Tugas pegawai yang direkrut ini tak mudah, pasalnya harus bekerja siang dan malam untuk membina masyarakat. Karena itu sebelum ditugaskan, Kemenag terlebih dahulu melakukan uji kompetensi, baik dari segi kemampuan memahami agama, pemahaman tentang narkoba, maupun kompetensi membina masyarakat.
“Dalam menjalankan program ini, kami menggandeng Badan Narkotika Nasional (BNN) Kaltim. BNN memberikan pelatihan terlebih dulu, supaya pegawai yang kami tugaskan mampu mendeteksi dan menyosialisasikan bahaya narkoba,” ungkapnya.

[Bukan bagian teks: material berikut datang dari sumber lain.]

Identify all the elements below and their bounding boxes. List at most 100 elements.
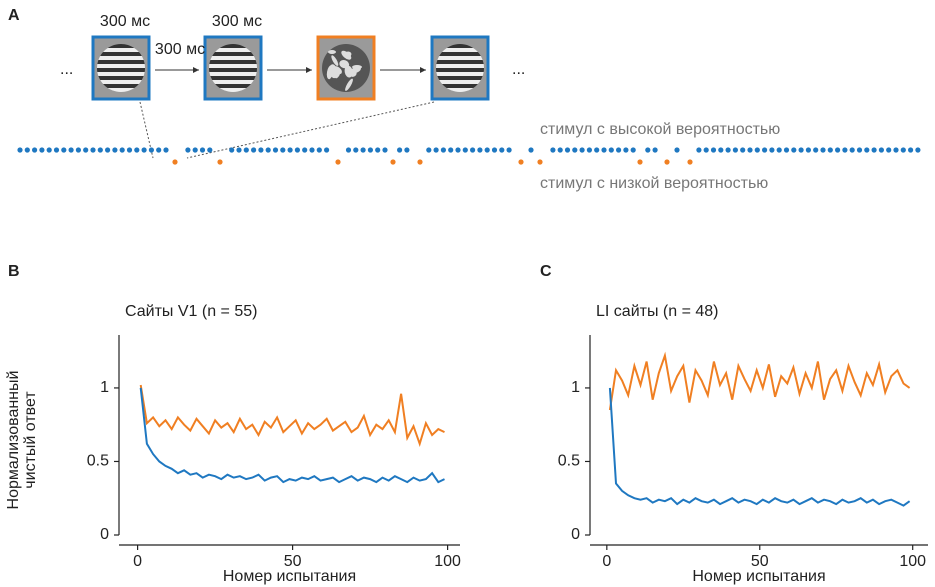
dot — [251, 147, 257, 153]
dot — [207, 147, 213, 153]
arrow-head — [193, 67, 199, 73]
dot — [24, 147, 30, 153]
texture — [328, 50, 336, 54]
dot — [112, 147, 118, 153]
dot — [119, 147, 125, 153]
grating — [209, 44, 257, 92]
dot — [294, 147, 300, 153]
dot — [506, 147, 512, 153]
dot — [783, 147, 790, 153]
dot — [791, 147, 797, 153]
dot — [97, 147, 103, 153]
dot — [61, 147, 67, 153]
stimulus-sequence — [91, 35, 490, 101]
dot — [586, 147, 593, 153]
dot — [39, 147, 45, 153]
dot — [499, 147, 505, 153]
dot — [664, 159, 670, 165]
dot — [703, 147, 709, 153]
panel-label: A — [8, 7, 20, 24]
dot — [849, 147, 855, 153]
dot — [134, 147, 140, 153]
dot — [798, 147, 804, 153]
ellipsis: ... — [512, 61, 525, 78]
texture — [331, 55, 339, 66]
grating — [436, 44, 484, 92]
dot — [608, 147, 614, 153]
dot — [769, 147, 775, 153]
dot — [687, 159, 693, 165]
dot — [900, 147, 906, 153]
dot — [732, 147, 739, 153]
dot — [594, 147, 600, 153]
dot — [674, 147, 680, 153]
y-tick-label: 1 — [100, 379, 109, 396]
y-tick-label: 0.5 — [87, 453, 109, 470]
dot — [820, 147, 826, 153]
high-prob-label: стимул с высокой вероятностью — [540, 121, 780, 138]
dot — [258, 147, 264, 153]
y-tick-label: 0 — [571, 526, 580, 543]
dot — [616, 147, 622, 153]
dot — [630, 147, 636, 153]
dot — [172, 159, 178, 165]
dot — [601, 147, 607, 153]
dot — [185, 147, 191, 153]
panel-label: B — [8, 263, 20, 280]
dot — [835, 147, 841, 153]
dot — [287, 147, 293, 153]
dot — [163, 147, 169, 153]
texture — [341, 50, 352, 60]
dot — [433, 147, 439, 153]
x-tick-label: 50 — [284, 553, 302, 570]
dot — [367, 147, 373, 153]
duration-label: 300 мс — [100, 13, 150, 30]
dot — [878, 147, 885, 153]
dot — [68, 147, 74, 153]
dot — [528, 147, 534, 153]
dot — [842, 147, 848, 153]
dot — [725, 147, 731, 153]
dot — [491, 147, 498, 153]
dot — [557, 147, 563, 153]
dot — [518, 159, 524, 165]
dot — [710, 147, 717, 153]
dot — [776, 147, 782, 153]
dot — [390, 159, 396, 165]
dot — [90, 147, 96, 153]
dot — [345, 147, 352, 153]
chart-title: LI сайты (n = 48) — [596, 303, 718, 320]
y-tick-label: 0.5 — [558, 453, 580, 470]
dot — [564, 147, 571, 153]
dot — [229, 147, 235, 153]
dot — [126, 147, 133, 153]
dot — [309, 147, 315, 153]
dot — [637, 159, 643, 165]
dot — [148, 147, 154, 153]
dot — [236, 147, 242, 153]
dot — [280, 147, 286, 153]
dot — [448, 147, 454, 153]
dot — [537, 159, 543, 165]
dot — [265, 147, 271, 153]
dot — [623, 147, 629, 153]
dot — [718, 147, 724, 153]
dot — [353, 147, 359, 153]
panel-label: C — [540, 263, 552, 280]
dot — [192, 147, 198, 153]
x-tick-label: 100 — [899, 553, 926, 570]
dot — [550, 147, 556, 153]
dot — [827, 147, 833, 153]
dot — [893, 147, 899, 153]
dot — [302, 147, 308, 153]
dot — [915, 147, 921, 153]
x-tick-label: 0 — [133, 553, 142, 570]
y-tick-label: 1 — [571, 379, 580, 396]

Hanya bermodalkan surat keputusan (SK) dari Kemenag, di masyarakat mereka bekerja siang dan malam. Sedangkan setiap bulan gaji yang diberikan hanya Rp 500 ribu. Tapi tidak ada satu pun di antara mereka yang mengeluh karena tunjangan yang jauh dari standar pemenuhan kesejahteraan ekonomi tersebut.
“Karena niat awal mereka hanya mengabdi pada masyarakat. Tak peduli seberapa besar honor yang mereka dapatkan dari Kemenag. Intinya mereka suka rela bekerja, ikhlas mengabdi untuk umat, bangsa, dan negara,” tandasnya. (*/um)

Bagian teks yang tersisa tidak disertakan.